Aquella palabra pareció deprimir al astrónomo. Ambos desayunaron en silencio. —¿Cree de veras que vendrán? El día parece tan normal… —observó el industrial. Vendrán —dijo el astrónomo.

La conversación no prosperó. Al cabo de un rato, el industrial añadió:

—Le ruego que me perdone, pero no puedo imaginármelo realizando una broma tan complicada. ¿De veras habló con ellos? —De la misma manera que habló con usted. Bueno, es un decir. Pueden proyectar pensamientos a otro sujeto, ¿lo sabía?

—Eso es lo que deduje después de leer su carta. ¿Y cómo lo hacen?

—No sé qué responderle. Yo se lo pregunté y, como era de esperar, me contestaron con evasivas. O tal vez no les entendí. Al parecer, poseen un proyector para enfocar el pensamiento, pero es preciso que tanto el proyector como el receptor presten suma atención, de una manera consciente. Pasó algún tiempo antes de que me diera cuenta de que querían comunicarse conmigo. Estos proyectores mentales pueden formar parte de los avances científicos que nos proporcionarán.

—Es posible —dijo el industrial—. Sin embargo, piense usted en los cambios que esto introduciría en la sociedad. ¡Un proyector de pensamientos!

—¿Y por qué no?

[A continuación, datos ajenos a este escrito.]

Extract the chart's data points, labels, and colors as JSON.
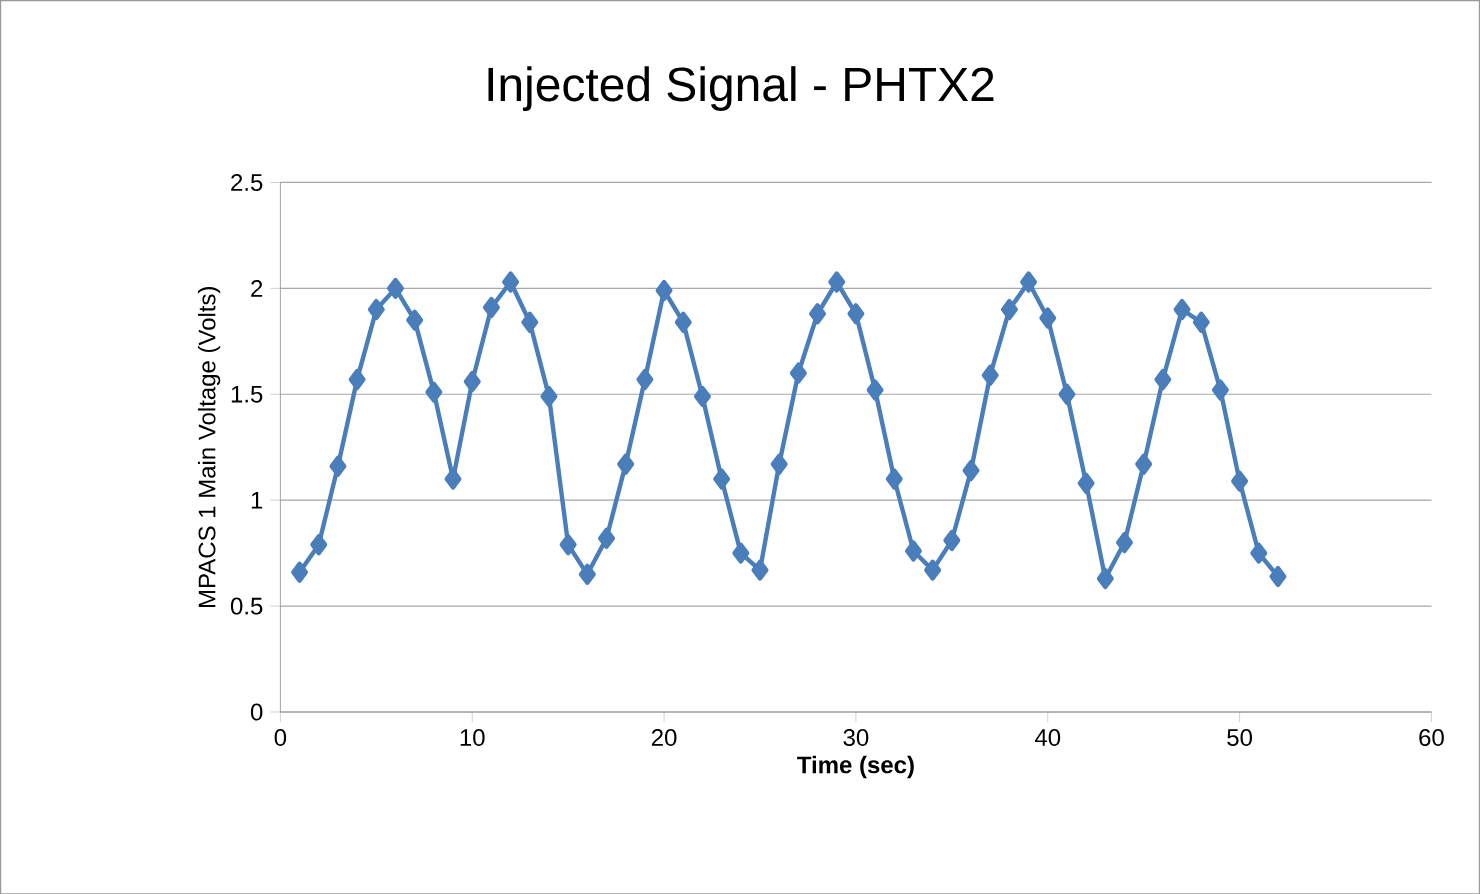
{
  "chart_data": {
    "type": "line",
    "title": "Injected Signal - PHTX2",
    "xlabel": "Time (sec)",
    "ylabel": "MPACS 1 Main Voltage (Volts)",
    "x": [
      1,
      2,
      3,
      4,
      5,
      6,
      7,
      8,
      9,
      10,
      11,
      12,
      13,
      14,
      15,
      16,
      17,
      18,
      19,
      20,
      21,
      22,
      23,
      24,
      25,
      26,
      27,
      28,
      29,
      30,
      31,
      32,
      33,
      34,
      35,
      36,
      37,
      38,
      39,
      40,
      41,
      42,
      43,
      44,
      45,
      46,
      47,
      48,
      49,
      50,
      51,
      52
    ],
    "series": [
      {
        "color": "#4a7ebb",
        "values": [
          0.66,
          0.79,
          1.16,
          1.57,
          1.9,
          2.0,
          1.85,
          1.51,
          1.1,
          1.56,
          1.91,
          2.03,
          1.84,
          1.49,
          0.79,
          0.65,
          0.82,
          1.17,
          1.57,
          1.99,
          1.84,
          1.49,
          1.1,
          0.75,
          0.67,
          1.17,
          1.6,
          1.88,
          2.03,
          1.88,
          1.52,
          1.1,
          0.76,
          0.67,
          0.81,
          1.14,
          1.59,
          1.9,
          2.03,
          1.86,
          1.5,
          1.08,
          0.63,
          0.8,
          1.17,
          1.57,
          1.9,
          1.84,
          1.52,
          1.09,
          0.75,
          0.64
        ]
      }
    ],
    "xlim": [
      0,
      60
    ],
    "xticks": [
      0,
      10,
      20,
      30,
      40,
      50,
      60
    ],
    "ylim": [
      0,
      2.5
    ],
    "yticks": [
      0,
      0.5,
      1,
      1.5,
      2,
      2.5
    ],
    "grid": "y",
    "marker": "diamond",
    "line_style": "solid"
  }
}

El cambio sería beneficioso para nosotros. —No lo creo.

—Los cambios sólo se rechazan en la vejez —dijo el astrónomo—, y las razas pueden ser tan viejas como los individuos. El industrial señaló hacia la ventana.

—¿Ve usted esa carretera? Fue construida antes de las guerras. No sé exactamente cuándo. Está en tan buenas condiciones como cuando la construyeron. Probablemente nosotros no podríamos hacerla igual. Cuando construyeron esta carretera, la raza era joven.

—¿Y eso qué demuestra? Que no temían las innovaciones. —Ojalá las hubiesen temido. ¿Qué fue de la sociedad anterior a las guerras? ¡Fue destruida, doctor! ¿De qué le sirvió la juventud y las innovaciones? Ahora vivimos mejor. Hay paz en el mundo y va adelante, poco a poco. La raza no va a ninguna parte, pero tampoco hay adonde ir. Ellos nos lo demostraron. Me refiero a los hombres que construyeron la carretera. Estoy dispuesto a hablar con nuestros visitantes, si vienen. Ya lo he dicho. Aunque creo que lo único que les voy a pedir es que se marchen. —No es cierto que la raza no vaya a ninguna parte —dijo el astrónomo acalorado—. Se dirige hacia su destrucción final. Todos los años asisten menos estudiantes a mi universidad. Cada vez se trabaja menos y se escriben menos libros. Los viejos toman apaciblemente el sol, pero cada hora que pasa les aproxima a la muerte.